Vor neunzig Jahren wurde der Regisseur Blake Edwards geboren - hier sehen wir ihn im Jahre 2009 bei einer Ausstellung seiner Gemälde und Plastiken - und mit seiner ist gemeint, dass er der Schöpfer ist, nicht der Besitzer. Von den sechziger Jahren an ist das Multitalent Edwards auch als Künstler tätig gewesen. Als Regisseur hat er Millionen von Kinogängern viel Freude bereitet. Ob das nun das pinkfarbene U-Boot in Unternehmen Petticoat oder der pinkfarbene Panther war. Edwards hat vorzugsweise Komödien gedreht, natürlich nicht solche Komödien, die so sophisticated waren wie die von Lubitsch. Oder die Screwball Comedies. An Howard Hawks' Bringing Up Baby oder Frank Capras Arsenic and Old Lace kommt er nicht ganz heran. Aber dennoch war ein Blake Edwards Film immer amüsant.

Was daran lag, dass die Schauspieler immer stimmten. Und die Musik, die in vielen Fällen von seinem Freund Henri Mancini geschrieben wurde. Wie das berühmte ➱Moon River für Breakfast at Tiffany's. Das war vielleicht auch der berühmteste Film von Blake Edwards, obgleich die Fans von Peter Sellers oder die von Bo Derek da anderer Meinung sind. Breakfast at Tiffany's markiert den Höhepunkt der Karriere von Blake Edwards. Er war Schauspieler gewesen, und er hatte gezeigt, dass er als Drehbuchautor in Hollywood bestehen konnte. Er arbeitete auch für das Fernsehen, das jetzt in den fünfziger Jahren seinen Höhepunkt hatte. Serien wie Peter Gunn sind ja bis heute unvergessen. Und das ➱Peter Gunn Theme (hier von Duane Eddy) von Henry Mancini verfolgt einen ja heute noch.
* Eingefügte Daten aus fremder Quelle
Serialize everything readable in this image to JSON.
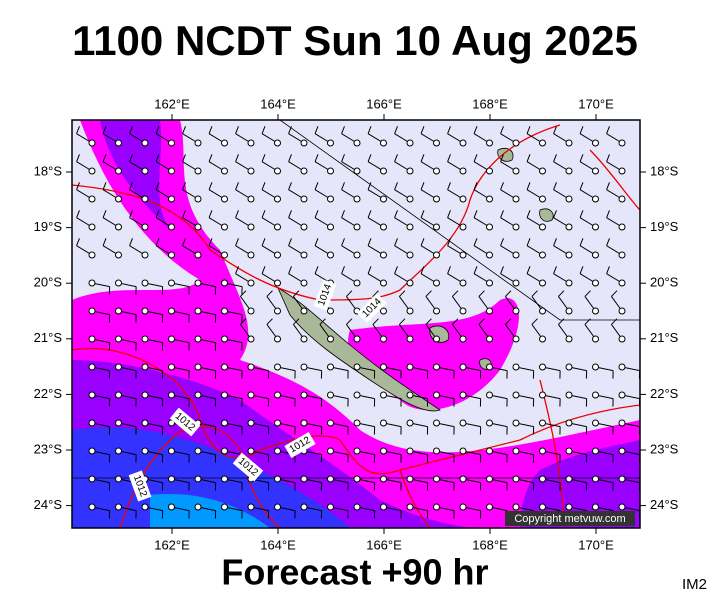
{
  "title": "1100 NCDT Sun 10 Aug 2025",
  "map": {
    "lon_labels": [
      "162°E",
      "164°E",
      "166°E",
      "168°E",
      "170°E"
    ],
    "lat_labels": [
      "18°S",
      "19°S",
      "20°S",
      "21°S",
      "22°S",
      "23°S",
      "24°S"
    ],
    "isobar_labels": [
      "1014",
      "1014",
      "1012",
      "1012",
      "1012",
      "1012"
    ],
    "copyright": "Copyright metvuw.com"
  },
  "footer": "Forecast +90 hr",
  "tag": "IM2"
}
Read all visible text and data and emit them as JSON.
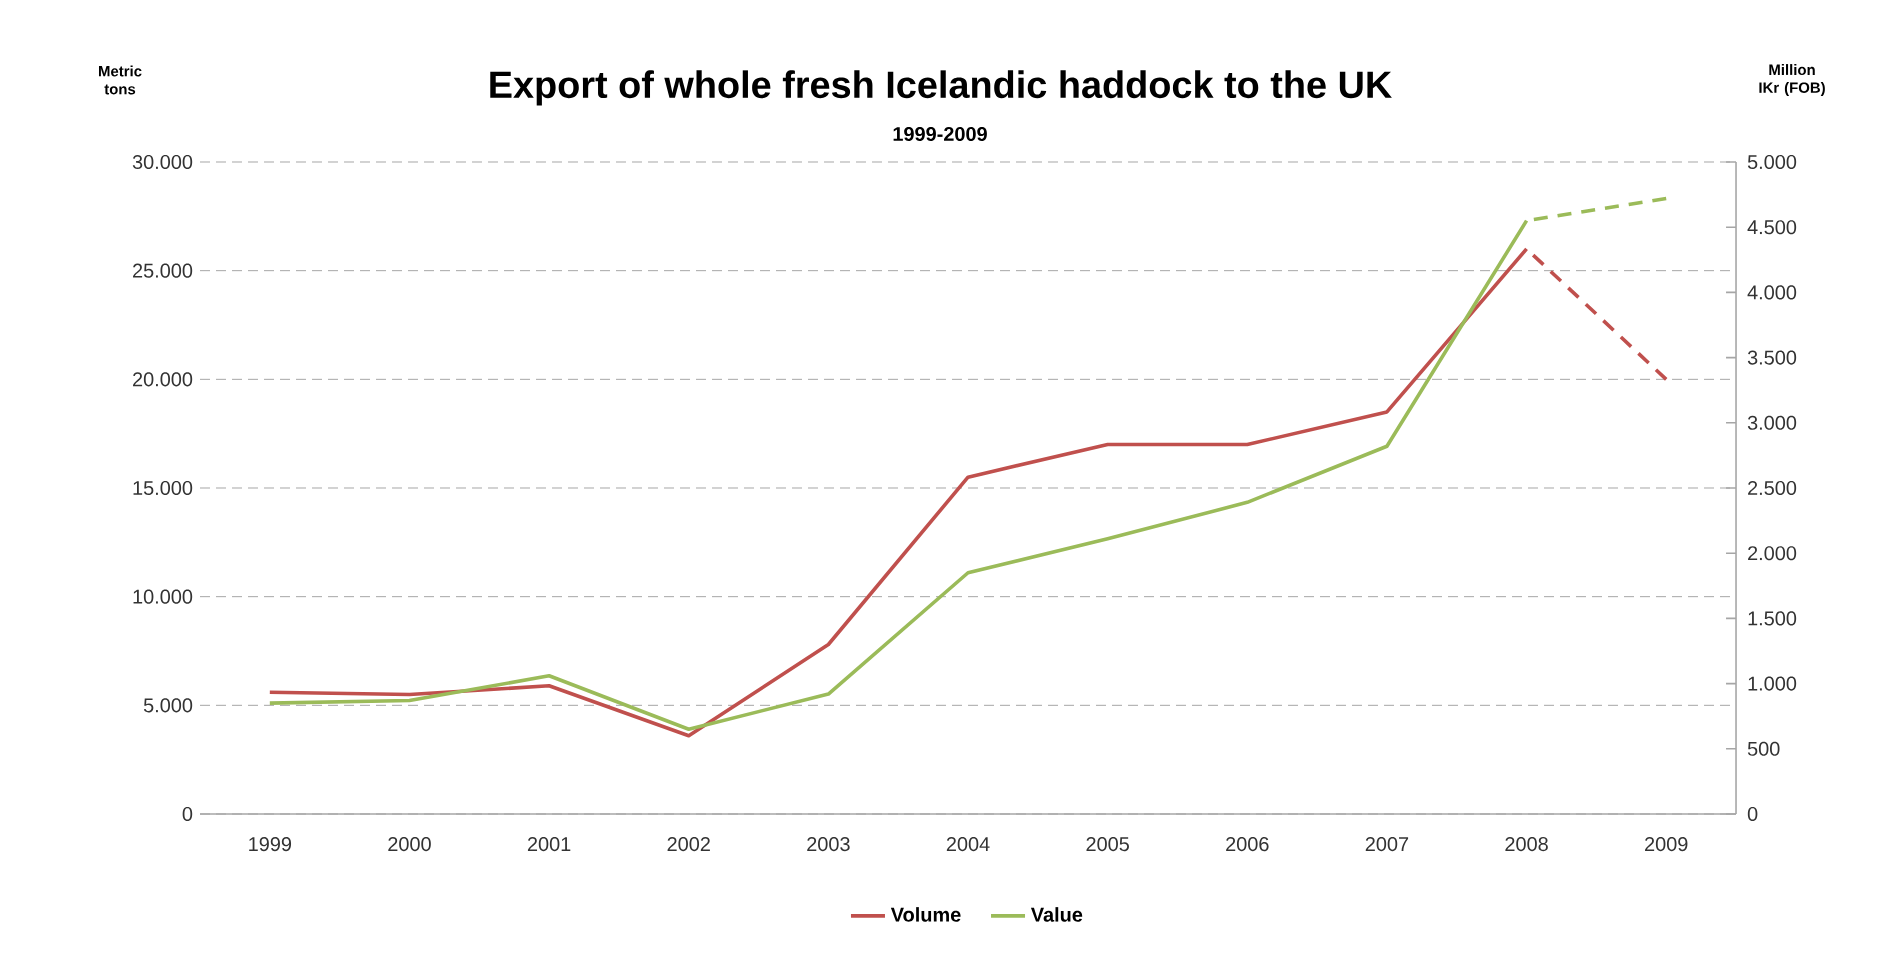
{
  "chart_data": {
    "type": "line",
    "title": "Export of whole fresh Icelandic haddock to the UK",
    "subtitle": "1999-2009",
    "ylabel": "Metric tons",
    "y2label": "Million IKr (FOB)",
    "categories": [
      "1999",
      "2000",
      "2001",
      "2002",
      "2003",
      "2004",
      "2005",
      "2006",
      "2007",
      "2008",
      "2009"
    ],
    "series": [
      {
        "name": "Volume",
        "color": "#c0504d",
        "line_style": "solid",
        "values": [
          5600,
          5500,
          5900,
          3600,
          7800,
          15500,
          17000,
          17000,
          18500,
          26000,
          null
        ]
      },
      {
        "color": "#c0504d",
        "line_style": "dashed",
        "values": [
          null,
          null,
          null,
          null,
          null,
          null,
          null,
          null,
          null,
          26000,
          20000
        ]
      },
      {
        "name": "Value",
        "color": "#9bbb59",
        "line_style": "solid",
        "axis": "y2",
        "values": [
          850,
          870,
          1060,
          650,
          920,
          1850,
          2110,
          2390,
          2820,
          4550,
          null
        ]
      },
      {
        "color": "#9bbb59",
        "line_style": "dashed",
        "axis": "y2",
        "values": [
          null,
          null,
          null,
          null,
          null,
          null,
          null,
          null,
          null,
          4550,
          4720
        ]
      }
    ],
    "ylim": [
      0,
      30000
    ],
    "yticks": [
      0,
      {
        "value": 5000,
        "label": "5.000"
      },
      {
        "value": 10000,
        "label": "10.000"
      },
      {
        "value": 15000,
        "label": "15.000"
      },
      {
        "value": 20000,
        "label": "20.000"
      },
      {
        "value": 25000,
        "label": "25.000"
      },
      {
        "value": 30000,
        "label": "30.000"
      }
    ],
    "y2lim": [
      0,
      5000
    ],
    "y2ticks": [
      0,
      500,
      {
        "value": 1000,
        "label": "1.000"
      },
      {
        "value": 1500,
        "label": "1.500"
      },
      {
        "value": 2000,
        "label": "2.000"
      },
      {
        "value": 2500,
        "label": "2.500"
      },
      {
        "value": 3000,
        "label": "3.000"
      },
      {
        "value": 3500,
        "label": "3.500"
      },
      {
        "value": 4000,
        "label": "4.000"
      },
      {
        "value": 4500,
        "label": "4.500"
      },
      {
        "value": 5000,
        "label": "5.000"
      }
    ],
    "grid": "y",
    "legend": "bottom",
    "marker": "none"
  }
}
Die literarische Vorlage von Breakfast at Tiffany's war der gleichnamige Kurzroman von Truman Capote, der damals ein großes Talent der amerikanischen Literatur zu sein schien. Auf jeden Fall ein Jahrzehnt vorher, denn nach The Grass Harp war da ja nicht mehr viel gekommen. Man wartete bei ihm immer noch auf den großen Wurf, so wie man bei Salinger auf einen zweiten Roman wartete. Breakfast at Tiffany's war sicherlich nicht der große Wurf, aber es war für den Autor ein schöner kommerzieller Erfolg.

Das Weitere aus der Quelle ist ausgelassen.